Willis opposing attempts by Meadows, Clark to block Georgia arrests
Fulton County District Attorney Fani Willis (D) on Wednesday urged a judge to reject two of former President Trump’s co-defendants’ attempts to block their arrests.
Former White House chief of staff Mark Meadows and former Justice Department official Jeffrey Clark have both mounted efforts to prevent Willis from arresting them if they don’t voluntarily surrender by her Friday deadline.
Both men are seeking the pause as they attempt to move their charges from state court to federal court, with the hopes of asserting constitutional immunity and other defenses to get their counts dismissed.
Willis charged Meadows, Clark, Trump and 16 others in state court last week over alleged efforts to overturn the 2020 election.
After the grand jury voted on the indictment, Meadows quickly filed a notice to move his charges to federal court. Clark followed days later along with another co-defendant, David Shafer.
Shafer has surrendered voluntarily, but both Clark and Meadows on Tuesday went a step further and asked a federal judge to prevent their arrests.
Meadows has a Monday hearing scheduled for which court his case should proceed in. But Willis declined to extend her Friday surrender deadline for Meadows, indicating she planned to immediately issue an arrest warrant if he does not appear, court filings show.
To protect him from being arrested, Meadows asked the judge to immediately permit his case to move ahead in federal court without the hearing. Alternatively, he asked for an order preventing his arrest before he heads to court on Monday.
“Absent this Court’s intervention, Mr. Meadows will be denied the protection from arrest that federal law affords former federal officials, and this Court’s prompt but orderly consideration of removal will be frustrated,” Meadows’ attorney, John Moran, wrote in court filings.
Clark’s request is legally distinct from the one from Meadows, however.
Meadows is attempting to move only the charges against him to federal court. Clark is trying to move to federal court the charges and the special purpose grand jury, which previously heard evidence in the probe and recommended charges. Those jurors, however, did not vote on the indictment.
Clark claims the special grand jury was technically a civil proceeding, not criminal.

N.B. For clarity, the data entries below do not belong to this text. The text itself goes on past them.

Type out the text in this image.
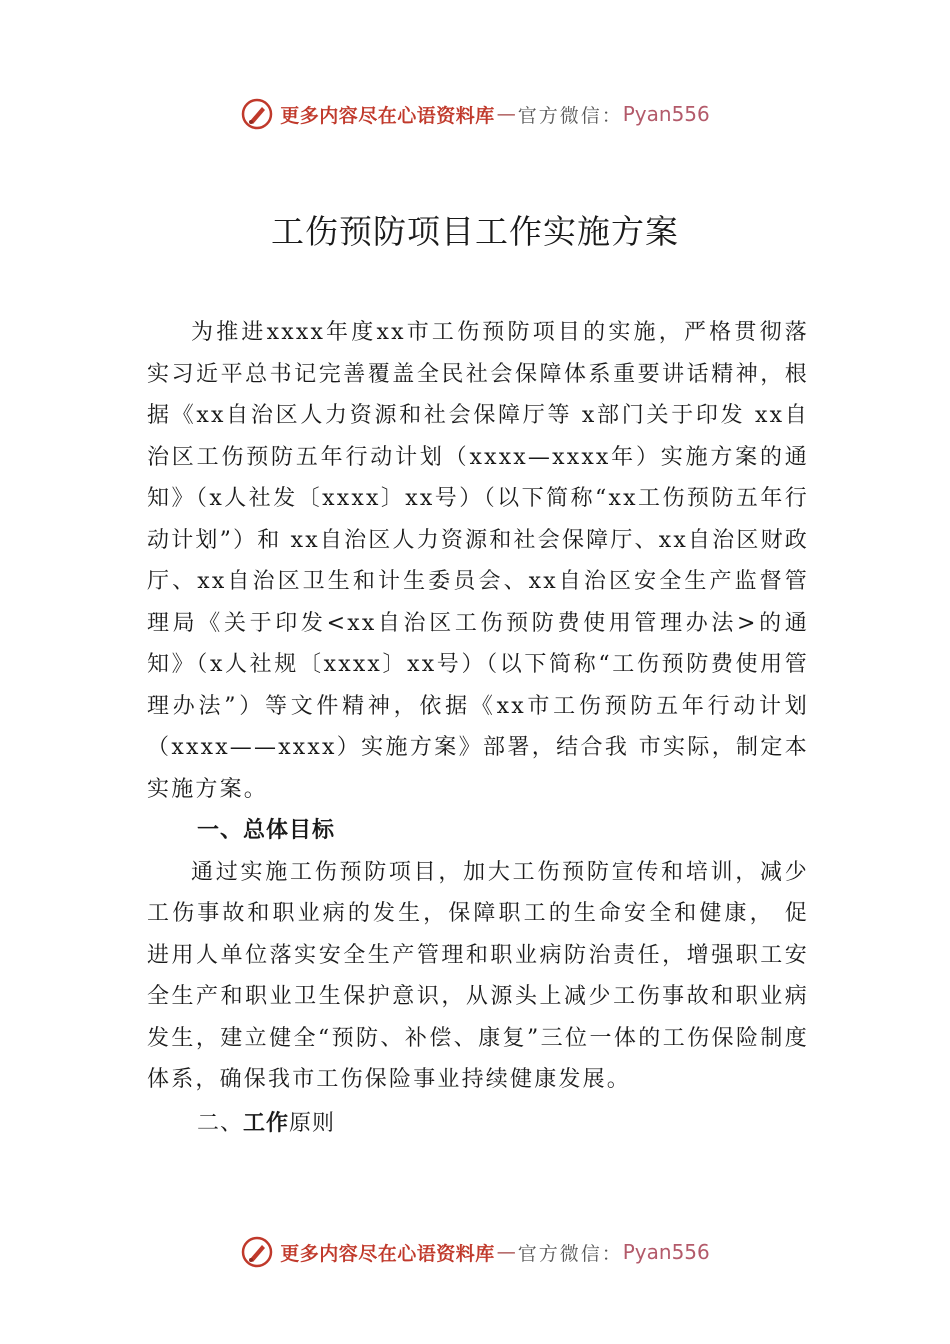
更多内容尽在心语资料库 — 官方微信： Pyan556
工伤预防项目工作实施方案

为推进xxxx年度xx市工伤预防项目的实施，严格贯彻落实习近平总书记完善覆盖全民社会保障体系重要讲话精神，根据《xx自治区人力资源和社会保障厅等 x部门关于印发 xx自治区工伤预防五年行动计划（xxxx—xxxx年）实施方案的通知》（x人社发〔xxxx〕xx号）（以下简称“xx工伤预防五年行动计划”）和 xx自治区人力资源和社会保障厅、xx自治区财政厅、xx自治区卫生和计生委员会、xx自治区安全生产监督管理局《关于印发<xx自治区工伤预防费使用管理办法>的通知》（x人社规〔xxxx〕xx号）（以下简称“工伤预防费使用管理办法”）等文件精神，依据《xx市工伤预防五年行动计划（xxxx——xxxx）实施方案》部署，结合我 市实际，制定本实施方案。

一、总体目标

通过实施工伤预防项目，加大工伤预防宣传和培训，减少工伤事故和职业病的发生，保障职工的生命安全和健康， 促进用人单位落实安全生产管理和职业病防治责任，增强职工安全生产和职业卫生保护意识，从源头上减少工伤事故和职业病发生，建立健全“预防、补偿、康复”三位一体的工伤保险制度体系，确保我市工伤保险事业持续健康发展。

二、工作原则

更多内容尽在心语资料库 — 官方微信： Pyan556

When a party lodges an attempt to move their civil case to federal court, the state proceedings are automatically paused. But if it is criminal, the state proceedings continue until the judge determines the case should move ahead in federal court.
Clark argues that means the state proceedings and arrests should have been automatically paused when he filed his move attempt. Alternatively, he asked the judge to block his arrest on the same legal grounds as Meadows.
“The [special purpose grand jury] Proceedings were used as an investigative tool and as a lead-in to the criminal charges and the two sets of proceedings are thus inextricably linked to one another,” Clark’s attorney, Harry MacDougald, wrote in court filings.